How to secure the AI agents you run
Put a working security model around your agentic AI — identity, scoped permissions, untrusted-input handling, and a kill switch — so an agent that goes wrong is contained rather than catastrophic.
Before you start
- An inventory of the agents in scope, with the systems each one reads and writes
- Authority to issue and revoke service credentials
- Somewhere durable to send logs — agent security work produces evidence, and it needs a home
Steps
- 1
Map each agent's attack surface before its threat list
For every agent, write down three things: the tools it can invoke, the credentials those tools carry, and every place untrusted content enters — user messages, retrieved documents, web pages, emails, API responses. That third list is the one teams skip, and it is where agent incidents start: anything an agent reads can try to steer it. The attack surface of an agent is its tool list multiplied by its input sources, not its model.
- 2
Give every agent its own identity and least-privilege scopes
One agent, one service identity, never a shared account or a developer's token. Then scope each tool's credential to the narrowest grant that works — read-only where the agent only reads, this-table not this-database, this-channel not this-workspace. The test of the setup is operational: can you revoke one agent in one step without breaking anything else, and can you tell, from any log line downstream, which agent acted?
- 3
Treat everything the agent reads as untrusted input
Prompt injection is the agent-era equivalent of SQL injection: instructions hidden in content the agent was merely supposed to process — a support ticket, a web page, a calendar invite. Defences are layered, not absolute: separate instructions from data in your prompting, strip or flag instruction-like content in retrieved material, and — the control that actually bounds the damage — refuse to let high-risk tool calls proceed on the strength of retrieved content alone. Assume injection will sometimes work, and design so that when it does, the blast radius is a scoped tool, not the estate.
- 4
Gate the consequential actions at runtime
Decide which action classes are expensive to reverse — payments, deletions, sending external messages, granting access — and put a control in front of each: a human approval, a policy check, a rate limit, a dollar ceiling. The gate must live outside the agent's own reasoning; an agent persuaded by injected instructions will also be persuaded that the action is fine. Runtime enforcement is what stands when the prompt falls.
- 5
Log every action as evidence, not telemetry
Record each tool call with its inputs, outputs, initiating agent identity, and the chain of reasoning context that led to it, redacting sensitive fields as you capture. The standard you are aiming for: a security reviewer can reconstruct any consequential action after the fact without asking the team that built the agent. If your audit trail cannot answer "why did the agent do that", it is monitoring, not security.
- 6
Red-team the agent before launch and after every model change
Run an adversarial pass against the assembled system, not the model in isolation: injection attempts through every input source, tool-misuse chains, data-exfiltration paths through innocuous-looking outputs. Re-run it when the underlying model version changes, because behaviour shifts under your feet even when your code does not. Keep the failing cases as a regression suite — the attacks that worked once are the first ones to try again.
- 7
Build the kill switch before you need it
Decide now how you stop an agent in under a minute: revoke its identity, disable its credentials at the providers, halt its orchestrator.
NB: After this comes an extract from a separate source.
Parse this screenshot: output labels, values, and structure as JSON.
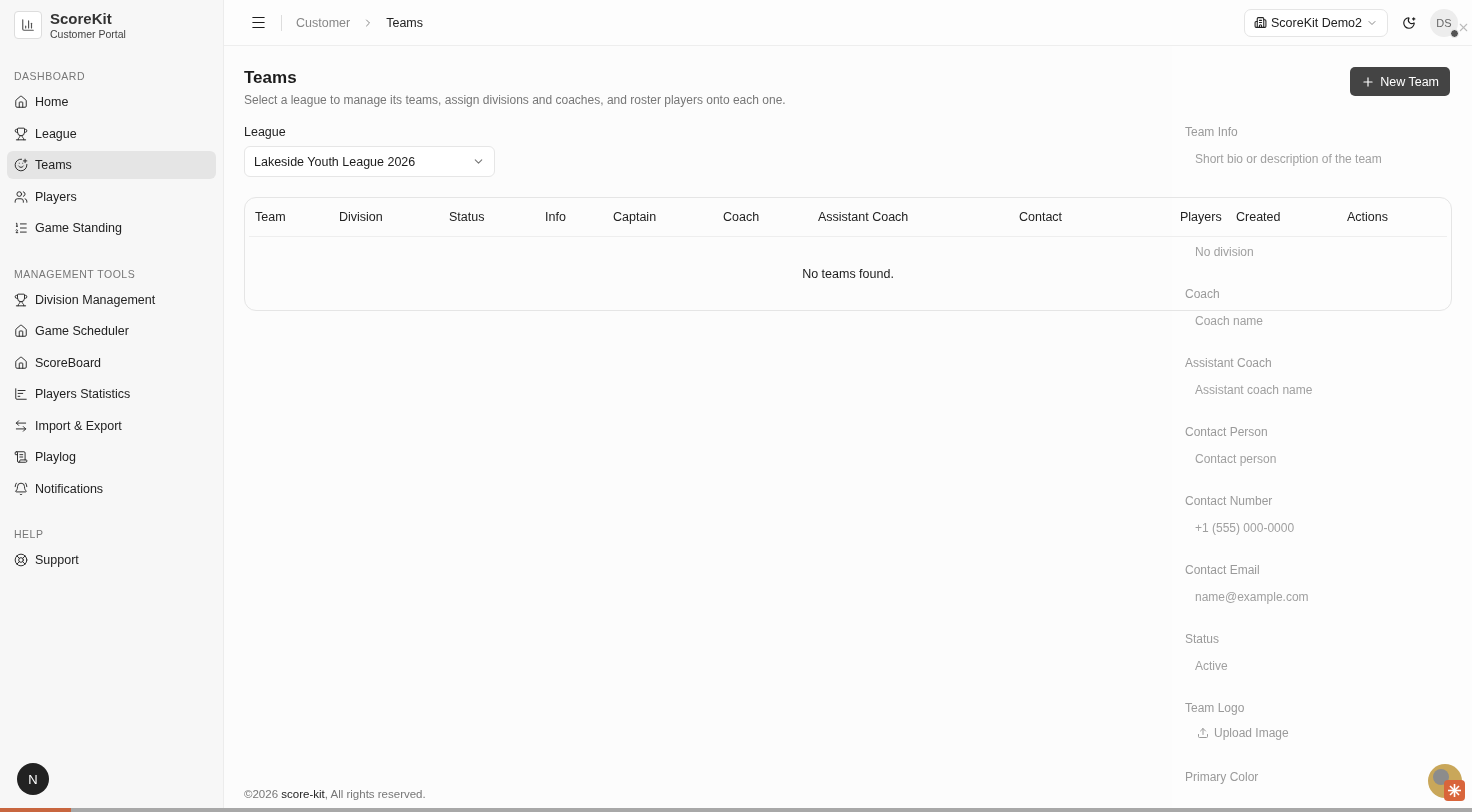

Write the steps down where on-call can find them, and rehearse once — a revocation path that has never been exercised is a hypothesis. Containment speed, not prevention, is what separates an agent incident from an agent story.
Common pitfalls
- Securing the model instead of the tool surface. Jailbreak resistance is the vendor's problem; what the agent can write to is yours, and it is the part you control completely.
- A shared service account across agents — one compromise revokes everything or nothing, and the audit trail can no longer say which agent acted.
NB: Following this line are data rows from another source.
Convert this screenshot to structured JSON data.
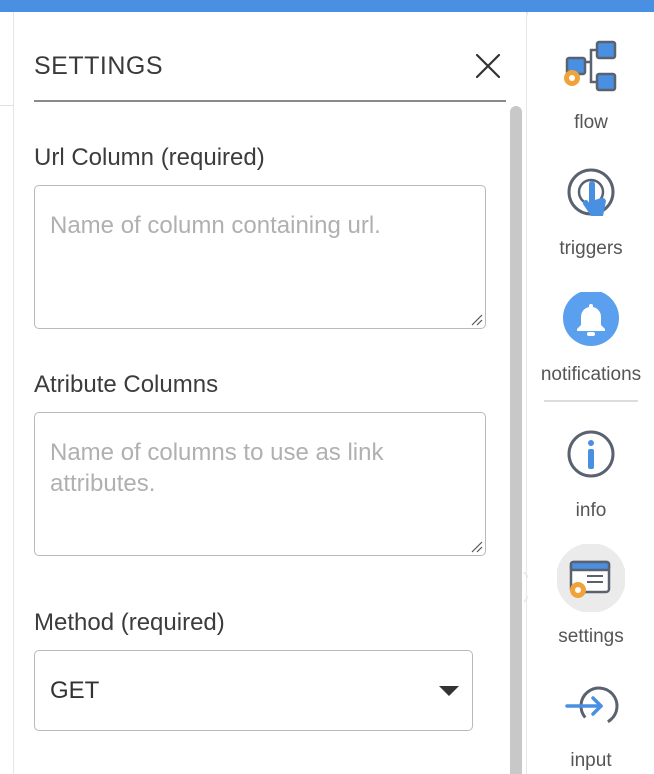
{
  "panel": {
    "title": "SETTINGS",
    "close_icon": "close-icon"
  },
  "fields": {
    "url_column": {
      "label": "Url Column (required)",
      "value": "",
      "placeholder": "Name of column containing url."
    },
    "attribute_columns": {
      "label": "Atribute Columns",
      "value": "",
      "placeholder": "Name of columns to use as link attributes."
    },
    "method": {
      "label": "Method (required)",
      "selected": "GET"
    }
  },
  "rail": {
    "items": [
      {
        "label": "flow",
        "icon": "flow-icon"
      },
      {
        "label": "triggers",
        "icon": "pointer-hand-icon"
      },
      {
        "label": "notifications",
        "icon": "bell-icon"
      },
      {
        "label": "info",
        "icon": "info-icon"
      },
      {
        "label": "settings",
        "icon": "settings-window-icon",
        "active": true
      },
      {
        "label": "input",
        "icon": "input-arrow-icon"
      }
    ]
  },
  "colors": {
    "accent": "#4a90e2",
    "gear": "#f0a33a",
    "icon_dark": "#5a6270",
    "active_bg": "#ebebeb"
  }
}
- Trusting retrieved content because it came from an internal source. The wiki page an agent reads may have been edited by anyone, including a previous agent.
- A one-time security review while the model underneath changes quarterly. Agent security has the shelf life of the model version it was tested against.
- Treating the audit trail as done because logs exist. Logs nobody can query during an incident are storage, not security.